O perdão é o primeiro dom do Espírito Santo. Sob o impulso do Espírito de Pentecostes, o perdão prepara o terreno para o novo, para a surpresa, para colocar-nos em movimento.
O Espírito é movimento e entrar no movimento da Misericórdia humaniza e cristifica essencialmente a pessoa, porque a Misericórdia constitui “a estrutura fundamental do humano e do divino”.
“O perdão das ofensas torna-se a expressão mais evidente do amor misericordioso e, para nós cristãos, é um imperativo de que não podemos prescindir. Tantas vezes, como parece difícil perdoar! E, no entanto, o perdão é o instrumento colocado nas nossas frágeis mãos para alcançar a serenidade do coração”. (Papa Francisco – Misericordiae Vultus, n.9)

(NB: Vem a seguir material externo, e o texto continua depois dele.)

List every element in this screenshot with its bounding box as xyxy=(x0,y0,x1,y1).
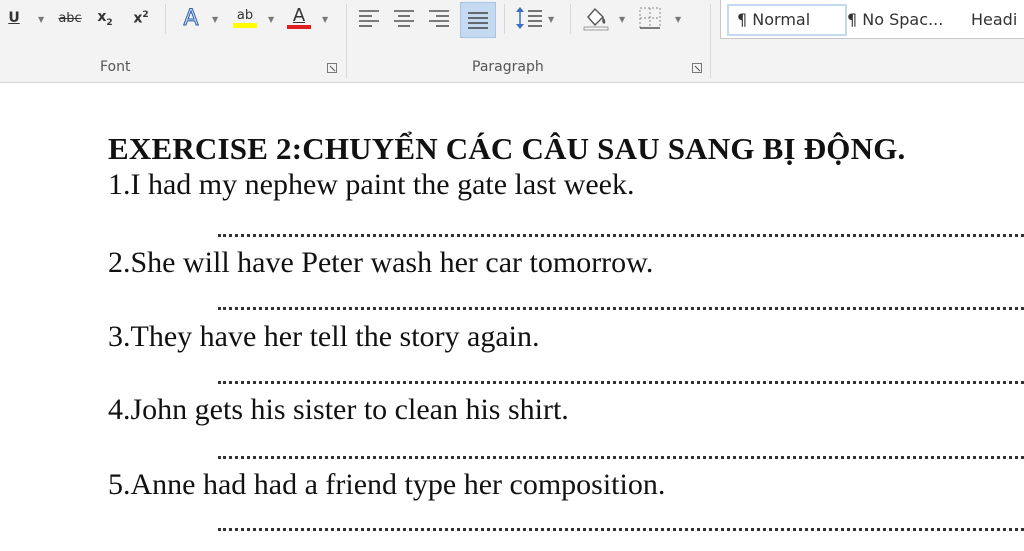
font-group-label: Font xyxy=(100,59,131,75)
ribbon-separator xyxy=(570,4,571,34)
sentence-1: 1.I had my nephew paint the gate last we… xyxy=(108,168,635,201)
answer-line-5[interactable] xyxy=(218,528,1024,531)
style-no-spacing[interactable]: ¶ No Spac... xyxy=(847,6,959,34)
borders-icon[interactable] xyxy=(639,7,661,29)
strikethrough-button[interactable]: abc xyxy=(54,5,86,31)
sentence-5: 5.Anne had had a friend type her composi… xyxy=(108,468,666,501)
highlight-button[interactable]: ab xyxy=(228,5,262,31)
text-effects-dropdown-icon[interactable]: ▼ xyxy=(212,15,218,24)
shading-dropdown-icon[interactable]: ▼ xyxy=(619,15,625,24)
answer-line-2[interactable] xyxy=(218,307,1024,310)
exercise-title: EXERCISE 2:CHUYỂN CÁC CÂU SAU SANG BỊ ĐỘ… xyxy=(108,131,906,166)
subscript-button[interactable]: x2 xyxy=(92,5,118,31)
font-dialog-launcher-icon[interactable] xyxy=(327,63,337,73)
shading-icon[interactable] xyxy=(582,5,610,31)
font-color-button[interactable]: A xyxy=(284,5,314,31)
underline-icon: U xyxy=(8,10,20,26)
highlight-color-bar xyxy=(233,22,257,28)
ribbon-separator xyxy=(710,4,711,78)
sentence-3: 3.They have her tell the story again. xyxy=(108,320,540,353)
highlight-icon: ab xyxy=(236,7,254,23)
highlight-dropdown-icon[interactable]: ▼ xyxy=(268,15,274,24)
style-normal[interactable]: ¶ Normal xyxy=(727,4,847,36)
subscript-icon: x2 xyxy=(97,8,113,28)
sentence-2: 2.She will have Peter wash her car tomor… xyxy=(108,246,654,279)
answer-line-4[interactable] xyxy=(218,456,1024,459)
align-right-icon[interactable] xyxy=(428,8,450,28)
superscript-button[interactable]: x2 xyxy=(128,5,154,31)
text-effects-button[interactable]: A xyxy=(176,5,206,31)
text-effects-icon: A xyxy=(183,5,199,31)
style-heading[interactable]: Headi xyxy=(971,6,1024,34)
styles-gallery: ¶ Normal ¶ No Spac... Headi xyxy=(720,0,1024,39)
borders-dropdown-icon[interactable]: ▼ xyxy=(675,15,681,24)
font-color-icon: A xyxy=(292,5,306,26)
underline-dropdown-icon[interactable]: ▼ xyxy=(38,15,44,24)
sentence-4: 4.John gets his sister to clean his shir… xyxy=(108,393,569,426)
line-spacing-dropdown-icon[interactable]: ▼ xyxy=(548,15,554,24)
superscript-icon: x2 xyxy=(133,9,149,27)
strikethrough-icon: abc xyxy=(58,10,82,26)
ribbon-separator xyxy=(346,4,347,78)
answer-line-3[interactable] xyxy=(218,381,1024,384)
answer-line-1[interactable] xyxy=(218,234,1024,237)
justify-button[interactable] xyxy=(460,2,496,38)
align-left-icon[interactable] xyxy=(358,8,380,28)
paragraph-group-label: Paragraph xyxy=(472,59,544,75)
paragraph-dialog-launcher-icon[interactable] xyxy=(692,63,702,73)
align-center-icon[interactable] xyxy=(393,8,415,28)
ribbon: U ▼ abc x2 x2 A ▼ ab ▼ A ▼ Font ▼ ▼ ▼ Pa… xyxy=(0,0,1024,83)
ribbon-separator xyxy=(504,4,505,34)
ribbon-separator xyxy=(165,4,166,34)
justify-icon xyxy=(468,12,488,29)
font-color-dropdown-icon[interactable]: ▼ xyxy=(322,15,328,24)
line-spacing-icon[interactable] xyxy=(515,6,543,30)
underline-button[interactable]: U xyxy=(4,5,24,31)
font-color-bar xyxy=(287,25,311,29)
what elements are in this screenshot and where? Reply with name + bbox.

Como seguidores(as) de Jesus, o rosto visível da Misericórdia, somos chamados a ser presença misericordiosa; é sobretudo através do perdão que ativamos a “faísca de misericórdia” presente em nosso interior. O Espírito Santo, o “Sopro” do Ressuscitado é quem ativa esta “faísca”, revelando que a originalidade do cristianismo está na grandeza e na vivência desta única força capaz de movimentar a história, pessoal e coletiva, impulsionando a todos a romper o círculo vicioso dos sentimentos negativos, escrupulosidades, culpabilidades, julgamentos...

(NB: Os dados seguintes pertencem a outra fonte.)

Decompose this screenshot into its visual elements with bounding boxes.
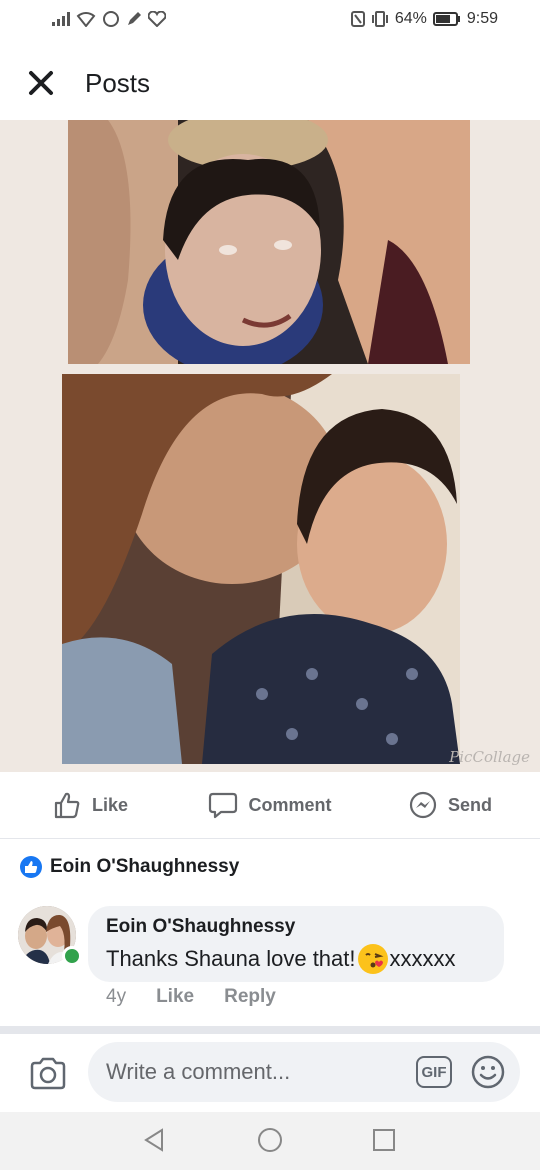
thumbs-up-icon	[54, 792, 80, 819]
comment-text: Thanks Shauna love that! xxxxxx	[106, 944, 456, 974]
heart-icon	[148, 11, 166, 27]
system-nav-bar	[0, 1112, 540, 1170]
collage-watermark: PicCollage	[449, 748, 530, 766]
nav-back-button[interactable]	[140, 1126, 168, 1159]
nav-home-button[interactable]	[256, 1126, 284, 1159]
smiley-icon	[471, 1055, 505, 1089]
post-photo[interactable]: PicCollage	[0, 120, 540, 772]
comment-label: Comment	[248, 794, 332, 815]
close-icon	[29, 71, 53, 95]
status-icons-right: 64% 9:59	[350, 10, 498, 28]
comment-composer: GIF	[0, 1034, 540, 1112]
photo-top-image	[68, 120, 470, 364]
nav-recents-button[interactable]	[372, 1128, 396, 1157]
reaction-user-name: Eoin O'Shaughnessy	[50, 856, 240, 877]
camera-button[interactable]	[28, 1054, 68, 1094]
collage-photo-top	[68, 120, 470, 364]
comment-icon	[209, 792, 238, 819]
comment-text-main: Thanks Shauna love that!	[106, 946, 356, 971]
like-button[interactable]: Like	[0, 772, 180, 838]
whatsapp-icon	[103, 11, 119, 27]
comment-meta: 4y Like Reply	[106, 986, 276, 1008]
signal-icon	[52, 12, 70, 26]
comment-button[interactable]: Comment	[180, 772, 360, 838]
comment-bubble[interactable]: Eoin O'Shaughnessy Thanks Shauna love th…	[88, 906, 504, 982]
back-triangle-icon	[144, 1128, 163, 1152]
comment-reply-link[interactable]: Reply	[224, 986, 276, 1008]
recents-square-icon	[373, 1129, 395, 1151]
collage-photo-bottom	[62, 374, 460, 764]
send-button[interactable]: Send	[360, 772, 540, 838]
gif-button[interactable]: GIF	[416, 1056, 452, 1088]
vibrate-icon	[371, 11, 388, 27]
clock: 9:59	[466, 10, 498, 27]
like-reaction-icon	[20, 856, 42, 878]
photo-bottom-image	[62, 374, 460, 764]
status-icons-left	[52, 10, 166, 28]
like-label: Like	[91, 794, 129, 815]
home-circle-icon	[258, 1128, 282, 1152]
online-status-indicator	[62, 946, 82, 966]
battery-icon	[432, 12, 460, 26]
emoji-button[interactable]	[470, 1054, 506, 1090]
comment-input[interactable]	[88, 1042, 520, 1102]
comment-like-link[interactable]: Like	[156, 986, 194, 1008]
divider	[0, 1026, 540, 1034]
send-label: Send	[447, 794, 492, 815]
messenger-icon	[409, 791, 437, 819]
status-bar: 64% 9:59	[0, 0, 540, 44]
close-button[interactable]	[24, 66, 58, 100]
header: Posts	[0, 44, 540, 120]
reaction-summary[interactable]: Eoin O'Shaughnessy	[20, 856, 239, 878]
comment-text-suffix: xxxxxx	[389, 946, 456, 971]
comment-age: 4y	[106, 986, 127, 1007]
comment-author[interactable]: Eoin O'Shaughnessy	[106, 916, 295, 938]
battery-percent: 64%	[394, 10, 427, 27]
nfc-icon	[350, 11, 365, 27]
wifi-icon	[76, 12, 96, 27]
face-blowing-kiss-icon	[357, 944, 388, 974]
camera-icon	[30, 1057, 66, 1090]
pen-icon	[128, 12, 141, 25]
page-title: Posts	[85, 68, 151, 98]
post-actions: Like Comment Send	[0, 772, 540, 839]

O perdão é o mais divino dos atributos divinos, pois só Deus podia inventá-lo. Perdoar é ser semelhante a Deus, pois este modo divino de proceder está ao nosso alcance. O perdão é divino em seus efeitos e em seu próprio processo de vida que desencadeia.
Os recursos do verdadeiro perdão são infinitos; eles jamais acabam. O perdão é um estilo de vida, é uma disposição permanente. Na verdade, no nível mais profundo, o perdão não é o que a pessoa faz, é algo que a pessoa é. Por isso é a dimensão que mais nos distingue como seguidores(as) de Jesus.
Texto bíblico: Jo 20,19-23
Na oração: A experiência de Pentecostes implica escancarar as portas de nossa interioridade, abrindo passagem para que a Misericórdia divina transite com liberdade pelos recantos escondidos e sombrios, ativando e despertando dinamismos e recursos que ainda não tiveram oportunidade de se expressar. Ao mesmo tempo, tal experiência ilumina, destrava e integra toda a nossa história, todas as dimensões de nossa vida, arrancando-a de um fatal “ponto morto” e colocando-a num movimento em direção a uma vida expansiva, aberta e acolhedora, em comunhão com o Todo e com todos.
- Recordar situações cotidianas que clamam por sua presença misericordiosa.